中指の第一関節に、たこができている。
 劇中でよくある場面を再現するように、真っ白なテーブルの上に寝転がった小さな紙切れをぐちゃぐちゃと丸めて、塵箱に投げ捨てた。
 汗が滲むほどにペンを強く握り締めていた手のひらの悲鳴と、へたくそに使いすぎて渦巻く思考の白旗に半ば呆れつつ、頬杖をつく。ぐにい、と歪んだ口元の肉は、若干熱を帯びていて、カーテンを揺らめかせる春の足音に心を傾けながら、目を綴じた。

 耳元に、大地が揺らぐ。
 一斉に目を覚ます生命らが、各々美しく着飾り、風の舞曲に踊る。
 大樹は年老いてなお背を伸ばして、太陽へと歪(イビツ)な道をつくる。枝分かれに芽吹いた葉は、脈に火を灯し、雨に潤うほどに益々、艶やかな緑を描いて。
 琥珀色の羽、鮮やかな黄と黒の縞模様を掲げる蜜蜂も、脚くらいに長い触角、つやつやと光を反射する綺麗な体の蟻も、色とりどりに彩られたたわわな花の蜜に寄り添い、腹を満たす。
 唇の表面を撫でる若竹色の匂い。髪の毛を掻きわけ、つい。と向こうへと飛んで行って。

 軽く腕を広げた。
 とくとくと流れを早める心臓が、ゆるやかに収縮する。
 陽の柔らかな光を、目を細めて見上げていると、突然後ろから声がした。

「おや、ラブレターですかァ」

 ふるり、と揺らぐ。飴玉よりも甘い、聞きなれた男、の声。
 吐息がかかるほどに近く、肩の傍にあった白い顔に驚いて、推敲を重ね、黒々となった便箋を、慌てて両手で覆い隠す。
 一体どこから沸いてきたのよ。という私の言葉に、虫みたいな扱いですねェ。と愉快そうに目尻の皺を深くした。
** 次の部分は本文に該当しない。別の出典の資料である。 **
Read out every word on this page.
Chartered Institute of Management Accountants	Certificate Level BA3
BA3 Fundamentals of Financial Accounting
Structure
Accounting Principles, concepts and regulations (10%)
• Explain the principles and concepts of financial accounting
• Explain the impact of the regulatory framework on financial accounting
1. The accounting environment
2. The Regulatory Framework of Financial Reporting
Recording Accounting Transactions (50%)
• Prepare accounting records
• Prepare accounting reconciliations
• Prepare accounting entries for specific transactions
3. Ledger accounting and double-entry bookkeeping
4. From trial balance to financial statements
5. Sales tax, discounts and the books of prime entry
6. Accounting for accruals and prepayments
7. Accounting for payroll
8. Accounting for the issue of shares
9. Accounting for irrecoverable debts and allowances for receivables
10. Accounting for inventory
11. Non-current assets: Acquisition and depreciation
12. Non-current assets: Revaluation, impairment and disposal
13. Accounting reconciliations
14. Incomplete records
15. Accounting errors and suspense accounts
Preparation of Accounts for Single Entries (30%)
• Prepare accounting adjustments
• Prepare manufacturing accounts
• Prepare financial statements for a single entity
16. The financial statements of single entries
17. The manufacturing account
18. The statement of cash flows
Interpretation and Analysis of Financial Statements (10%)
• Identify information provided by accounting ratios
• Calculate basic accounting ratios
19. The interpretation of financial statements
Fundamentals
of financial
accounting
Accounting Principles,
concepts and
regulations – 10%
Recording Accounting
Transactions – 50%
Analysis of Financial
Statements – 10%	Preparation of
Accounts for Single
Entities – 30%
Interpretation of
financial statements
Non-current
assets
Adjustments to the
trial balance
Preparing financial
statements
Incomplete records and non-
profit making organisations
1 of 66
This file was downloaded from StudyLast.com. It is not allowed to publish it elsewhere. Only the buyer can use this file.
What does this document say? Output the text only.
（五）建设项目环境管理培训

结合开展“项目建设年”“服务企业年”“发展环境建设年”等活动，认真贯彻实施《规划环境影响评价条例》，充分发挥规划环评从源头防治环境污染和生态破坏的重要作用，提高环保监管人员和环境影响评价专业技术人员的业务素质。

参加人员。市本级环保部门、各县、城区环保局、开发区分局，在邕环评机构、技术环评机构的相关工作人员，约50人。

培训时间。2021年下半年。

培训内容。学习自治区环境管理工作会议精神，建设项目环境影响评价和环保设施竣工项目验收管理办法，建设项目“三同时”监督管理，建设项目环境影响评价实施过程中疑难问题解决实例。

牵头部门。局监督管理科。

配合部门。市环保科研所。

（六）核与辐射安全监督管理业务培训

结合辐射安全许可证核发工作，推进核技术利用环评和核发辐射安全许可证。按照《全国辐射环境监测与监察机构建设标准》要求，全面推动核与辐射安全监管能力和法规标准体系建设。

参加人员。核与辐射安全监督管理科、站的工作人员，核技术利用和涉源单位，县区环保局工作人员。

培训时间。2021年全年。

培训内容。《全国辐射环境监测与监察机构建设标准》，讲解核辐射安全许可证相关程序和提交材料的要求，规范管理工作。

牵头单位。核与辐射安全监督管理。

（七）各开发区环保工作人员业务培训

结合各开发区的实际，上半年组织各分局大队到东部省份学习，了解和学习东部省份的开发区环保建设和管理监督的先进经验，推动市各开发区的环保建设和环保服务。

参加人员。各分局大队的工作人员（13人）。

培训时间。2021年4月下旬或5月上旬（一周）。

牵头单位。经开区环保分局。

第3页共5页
 猩々緋(ショウジョウヒ)が灰色の中から一つだけぬう、と覗く。
 瞳の奥の、更に深いところに、どこか惹かれて。まるで夢魔に魅入られてしまったよう。追っても、おっても。果てのない、永遠の夢のような、あかいろをしていて。

 恋文じゃなくて、果たし状なの。と、無理やりに、心の焦点をぼかした。

 なんとまあ、女性らしくない。と、先程からの私の行動を見ていたかのように塵箱に手をつける。人の塵に興味があるのか、と不得意な睨みを効かせては、おやこれは怖い。とからかうように舌を出した。

「まあ、どうぞゆっくりとお書きになってください」

 先を促すように口にした男は、扉脇の壁を占拠して、飴を一つ、口に放り込む。
 振り返ったわけではないのに、所作一つひとつが、脊髄を伝って脳に流れ込む。
 落ちついた呼吸の、肺から出た二酸化炭素の量。不思議な構造の着衣の、衣擦れの音。視線の動き。指の曲線。
 どれもこれもが頭の中でリフレイン。今更ながらに、自分の観察力に唖然としてしまう。ああ、今、たくさんの酸素を取り込んだ。

「恋文であれ、果たし状であれ。そんな風に丁寧に選ばれた言葉を貰った人は、とても幸せだと思いますよ」

 とても、とても。
 胸を擽(クスグ)り、全身の産毛がふわり、と立ちあがるほどの、意地の悪さが微塵も感じられない、優しい響きに。体の端から溶けてしまいそうになって。
 淡い期待を抱いたまま振りむいたそこに、彼はいなかった。

 とても、とても。
 聞きとれるかどうか、不安なくらいの声量で、彼は何かを言っていたのに。

 ほんのしばらく、余韻に浸るように、何もない場所をじっ。と見つめていた。
 膨らんだカーテンが擦れる音、彼の声だけが小さな頭蓋骨の中で、酷い反響を起こしている。
 ふと、気づいて。隣に広げていた辞書を静かに閉じた。

 文面じゃなくても、推敲に推敲を重ねた、綺麗で、簡素な言葉。
 彼が優しさで人に触れるときの常套手段。

 覚えたての言葉は、力に乏しい。
 だから、自分の語彙の海にダイブして、ゆっくりと時間をかけて、わたしのこころを探していく。
 単語と、単語を、編み込んで。たった一つ。気持ちを込めた、わたしのことばを創る。

 冷めかけたペンをゆるく握り締め、新しい便箋を袋から一枚取り出した。
 皮膚を挟んで感じる、生き生きとした季節の始まりに筆を預け、からだの芯から、好き、を描いていく。

 -言葉綴り-

 (果たし状、楽しみにしていますヨ)

 何事もなかったかのように茶化す姿が想像できる。それもまた一興と思って、人差し指で丁寧に、封を綴じた。